The recession was wide-ranging in the first quarter of 2023
Text Mark Taylor Photo Erik Karits / Unsplash
According to data released by Statistics Estonia, the Gross Domestic Product (GDP) of Estonia decreased by 3.2 per cent at constant prices in the first quarter of 2023 compared with the same quarter a year ago. The GDP was 8.7 billion euros.
“Although inflation is slowing, the impact of price rises on economic indicators remains strong. Both tax revenue and the decline in value added in all sectors except general government contributed negatively to the GDP,” said Robert Müürsepp, the team lead of national accounts at Statistics Estonia.
At constant prices, tax revenue continued the downward trend of the previous quarter. However, for the second quarter in a row, the agriculture sector was the main positive contributor to the economy. One of the largest negative contributors was information and communications. “This economic activity, which used to be one of the key drivers of the Estonian economy, has been playing the opposite role for two quarters in a row,” said Müürsepp.
Private consumption fell for the third quarter in a row, decreasing by 1.9 per cent. Earlier trends continued, with the biggest decrease recorded in housing-related expenditures, while expenditures related to going out increased the most. In particular, expenditures on restaurants and hotels and on clothing and footwear went up. Running costs for water, electricity, etc. also increased.
In contrast to the rest of the economy, government consumption in the first quarter remained at the same level as in the corresponding period last year.

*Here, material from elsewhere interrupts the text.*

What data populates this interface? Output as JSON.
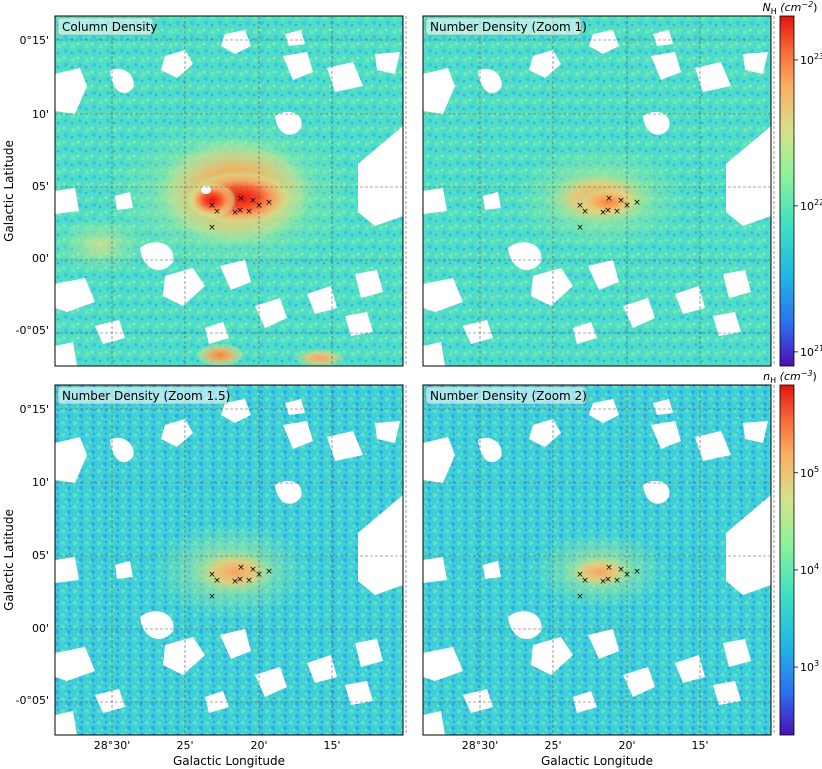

There was also a slight fall in investments, down by 3.4 per cent. The biggest increase was recorded in households’ investments in dwellings, up by 63.7 per cent. General government investments in other buildings and structures grew by 36.9 per cent. The biggest falls were seen in enterprises’ investments in transport equipment (−91.7 per cent) and in machinery and equipment (−49.8 per cent).
Foreign trade continued to fall from record levels. Exports declined at a pace similar to the previous quarter (6.9 per cent) and earlier growth came to an end also in imports, which decreased by 7.3 per cent. The fall was led on both fronts by trade in goods, with energy and wood products having the biggest impact. “Forestry, electronic products, and electrical equipment stood out positively,” Müürsepp added. Exports of services grew slightly, by 2.5 per cent, in the first quarter. The main contributors were maritime transport, computer services, and advertising services. Imports of services, however, declined by 1.9 per cent, mainly due to a fall in freight rail transport and advertising services.
The seasonally and working-day adjusted GDP decreased by 0.6 per cent compared with the fourth quarter of 2022 and by 3.7 per cent compared with the first quarter of last year.